# Find a torsion free, non cyclic, abelian group $A$ such that $\operatorname{Aut}(A)$ has order 2

Is there any chance to find a torsion free, non cyclic, abelian group $A$ such that $\operatorname{Aut}(A)=\mathbb Z_2$? ($\mathbb Z_2$ is the cyclic group of order $2$)

Notation

$\operatorname{Aut}(A)$ is the group of autmorphisms of $A$.

#### Solutions Collecting From Web of "Find a torsion free, non cyclic, abelian group $A$ such that $\operatorname{Aut}(A)$ has order 2"

Yes. Let $A=\left\{ \tfrac ab : a,b \in \mathbb{Z}, b \textrm{ is square-free} \right\}$.
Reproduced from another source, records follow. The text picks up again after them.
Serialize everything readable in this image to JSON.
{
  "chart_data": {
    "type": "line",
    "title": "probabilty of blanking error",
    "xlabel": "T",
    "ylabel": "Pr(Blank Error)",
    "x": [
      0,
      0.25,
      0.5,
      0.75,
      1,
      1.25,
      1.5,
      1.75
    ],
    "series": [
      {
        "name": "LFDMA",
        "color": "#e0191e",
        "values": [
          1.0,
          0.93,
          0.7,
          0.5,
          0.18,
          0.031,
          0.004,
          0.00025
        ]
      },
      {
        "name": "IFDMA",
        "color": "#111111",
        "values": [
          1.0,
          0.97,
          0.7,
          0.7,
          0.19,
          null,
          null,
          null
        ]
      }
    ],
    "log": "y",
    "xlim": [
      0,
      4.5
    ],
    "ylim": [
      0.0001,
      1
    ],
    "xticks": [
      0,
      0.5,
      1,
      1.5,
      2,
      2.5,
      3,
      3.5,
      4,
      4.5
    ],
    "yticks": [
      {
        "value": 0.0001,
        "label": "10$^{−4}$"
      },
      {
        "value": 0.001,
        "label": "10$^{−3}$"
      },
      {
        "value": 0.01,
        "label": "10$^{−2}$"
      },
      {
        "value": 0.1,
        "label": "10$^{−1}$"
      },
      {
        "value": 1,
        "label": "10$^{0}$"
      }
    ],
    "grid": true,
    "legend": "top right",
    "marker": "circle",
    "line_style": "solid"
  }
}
If $A \leq \mathbb{Q}$ then its ring of endomorphisms is a subring of $\mathbb{Q}$. Its automorphisms are the invertible elements, those $\tfrac ab \in \mathbb{Q}^\times$ such that multiplication by them is both injective (automatic) and surjective (special). An abelian group $A$ is said to be $n$-divisible for an element $n \in \mathbb{Z}\setminus\{0\}$ when $nA = A$, that is, when multiplication by $n$ is surjective. Suppose $\tfrac ab A = A$ with $\gcd(a,b)=1$. Find $u,v$ such that $au+bv=1$, then for $x \in A$, we have $\tfrac 1b x = \tfrac{au+bv}{b} = u \tfrac ab x + v x \in A$, so $A$ is $b$-divisible. By symmetry, since $\tfrac ba = {\left(\tfrac ab\right)}^{-1} \in \newcommand{\Aut}{\operatorname{Aut}}\Aut(A)$ as well, $A$ is $a$-divisible.
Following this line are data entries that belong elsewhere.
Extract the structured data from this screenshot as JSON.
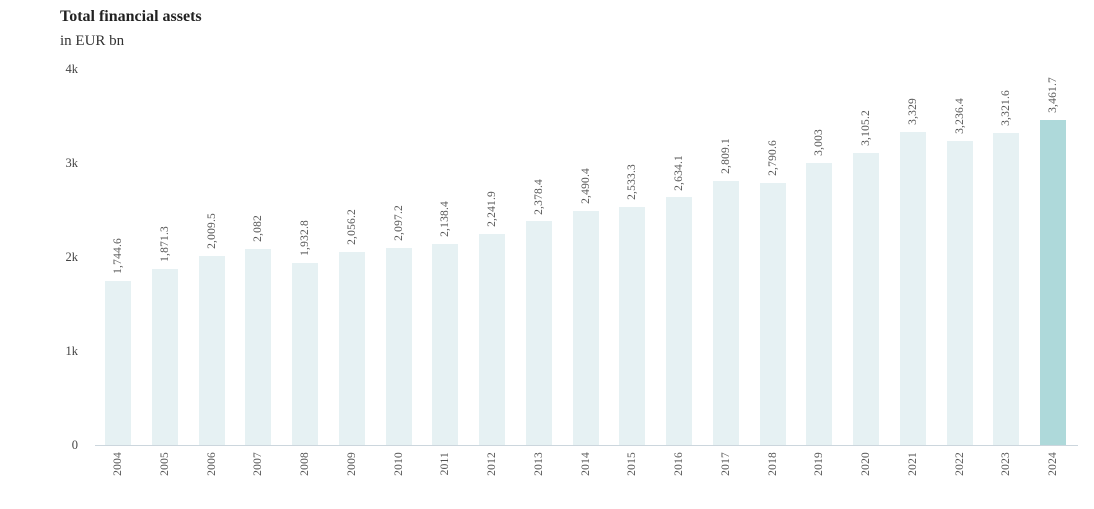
{
  "header": {
    "title": "Total financial assets",
    "subtitle": "in EUR bn"
  },
  "chart_data": {
    "type": "bar",
    "title": "Total financial assets",
    "subtitle": "in EUR bn",
    "xlabel": "",
    "ylabel": "EUR bn",
    "categories": [
      "2004",
      "2005",
      "2006",
      "2007",
      "2008",
      "2009",
      "2010",
      "2011",
      "2012",
      "2013",
      "2014",
      "2015",
      "2016",
      "2017",
      "2018",
      "2019",
      "2020",
      "2021",
      "2022",
      "2023",
      "2024"
    ],
    "values": [
      1744.6,
      1871.3,
      2009.5,
      2082,
      1932.8,
      2056.2,
      2097.2,
      2138.4,
      2241.9,
      2378.4,
      2490.4,
      2533.3,
      2634.1,
      2809.1,
      2790.6,
      3003,
      3105.2,
      3329,
      3236.4,
      3321.6,
      3461.7
    ],
    "value_labels": [
      "1,744.6",
      "1,871.3",
      "2,009.5",
      "2,082",
      "1,932.8",
      "2,056.2",
      "2,097.2",
      "2,138.4",
      "2,241.9",
      "2,378.4",
      "2,490.4",
      "2,533.3",
      "2,634.1",
      "2,809.1",
      "2,790.6",
      "3,003",
      "3,105.2",
      "3,329",
      "3,236.4",
      "3,321.6",
      "3,461.7"
    ],
    "ylim": [
      0,
      4000
    ],
    "yticks": [
      {
        "value": 0,
        "label": "0"
      },
      {
        "value": 1000,
        "label": "1k"
      },
      {
        "value": 2000,
        "label": "2k"
      },
      {
        "value": 3000,
        "label": "3k"
      },
      {
        "value": 4000,
        "label": "4k"
      }
    ],
    "grid": false,
    "legend": false,
    "bar_orientation": "vertical",
    "value_label_rotation": -90,
    "tick_label_rotation": -90,
    "colors": {
      "bar_default": "#e6f1f3",
      "bar_highlight": "#aed9da",
      "highlight_index": 20,
      "axis_line": "#ccd6dd",
      "label_text": "#555555",
      "title_text": "#222222"
    }
  }
}
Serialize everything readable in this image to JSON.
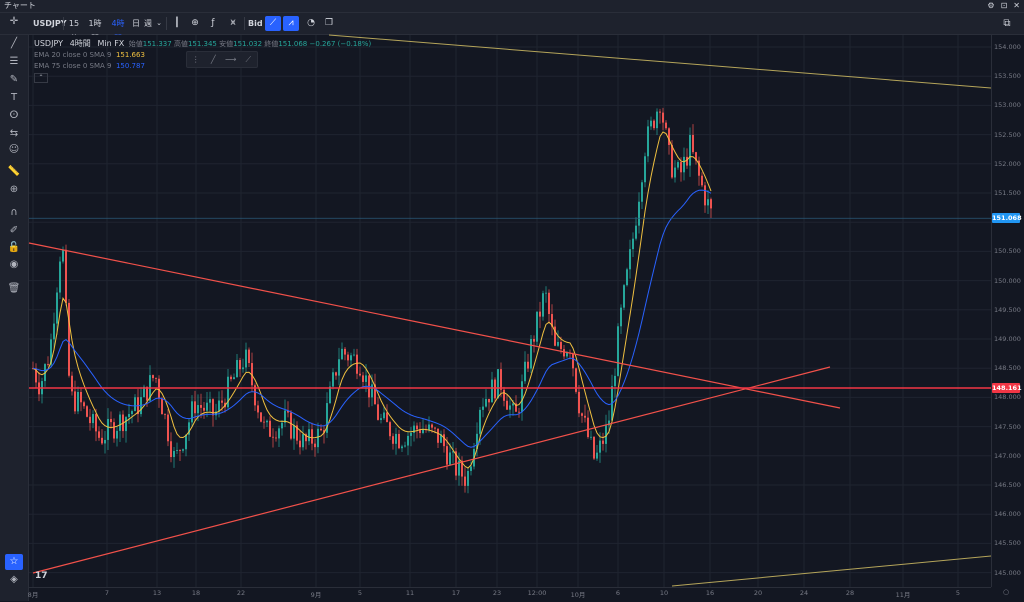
{
  "window": {
    "title": "チャート",
    "controls": [
      "⚙",
      "⊡",
      "✕"
    ]
  },
  "toolbar": {
    "symbol": "USDJPY",
    "intervals": [
      {
        "label": "15分",
        "active": false
      },
      {
        "label": "1時間",
        "active": false
      },
      {
        "label": "4時間",
        "active": true
      },
      {
        "label": "日",
        "active": false
      },
      {
        "label": "週",
        "active": false
      }
    ],
    "bid_label": "Bid"
  },
  "legend": {
    "symbol": "USDJPY",
    "interval": "4時間",
    "source": "Min FX",
    "open_label": "始値",
    "open": "151.337",
    "high_label": "高値",
    "high": "151.345",
    "low_label": "安値",
    "low": "151.032",
    "close_label": "終値",
    "close": "151.068",
    "change": "−0.267 (−0.18%)",
    "ema20_label": "EMA 20 close 0 SMA 9",
    "ema20_value": "151.663",
    "ema75_label": "EMA 75 close 0 SMA 9",
    "ema75_value": "150.787"
  },
  "price_axis": {
    "ticks": [
      "154.000",
      "153.500",
      "153.000",
      "152.500",
      "152.000",
      "151.500",
      "150.500",
      "150.000",
      "149.500",
      "149.000",
      "148.500",
      "148.000",
      "147.500",
      "147.000",
      "146.500",
      "146.000",
      "145.500",
      "145.000"
    ],
    "current_price": "151.068",
    "hline_price": "148.161"
  },
  "time_axis": {
    "ticks": [
      "8月",
      "7",
      "13",
      "18",
      "22",
      "9月",
      "5",
      "11",
      "17",
      "23",
      "12:00",
      "10月",
      "6",
      "10",
      "16",
      "20",
      "24",
      "28",
      "11月",
      "5"
    ]
  },
  "colors": {
    "bull": "#26a69a",
    "bear": "#ef5350",
    "ema20": "#f0c040",
    "ema75": "#2962ff",
    "hline": "#f23645",
    "trend": "#f2514a",
    "channel": "#b5a55a",
    "price_badge": "#2196f3"
  },
  "tv_logo": "17"
}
In other words, $\Aut(A) = \left\{ \tfrac ab \in \mathbb{Q}^\times : A \text{ is$a$-divisible and$b$-divisible } \right\}$.

Every abelian group is $1$-divisible and $-1$-divisible, so $Z_2 \cong \{1,-1\} \leq \Aut(A)$. Most torsion-free rank 1 groups are only $1$ and $-1$ divisible, but they might also be $p$-divisible for some primes $p$. If they are, then their automorphism group is bigger. Explicitly, $\Aut(A) \cong Z_2 \times F$, where $F$ is the free abelian group with basis those primes $p$ such that $A$ is $p$-divisible.

For the specific group $A=\left\{ \tfrac ab : a,b \in \mathbb{Z}, b \textrm{ is square-free} \right\}$ that I mention, $A$ is not $p$-divisible for any prime $p$ (since the denominators would eventually be divisible by $p^2$).

Most torsion-free rank-one $A$ work, you just need to make sure they aren’t $p$-divisible for any prime $p$.

Your earlier question ($\Aut(A)$ has a unique element of order 2) was satisfied by all torsion-free rank-one groups.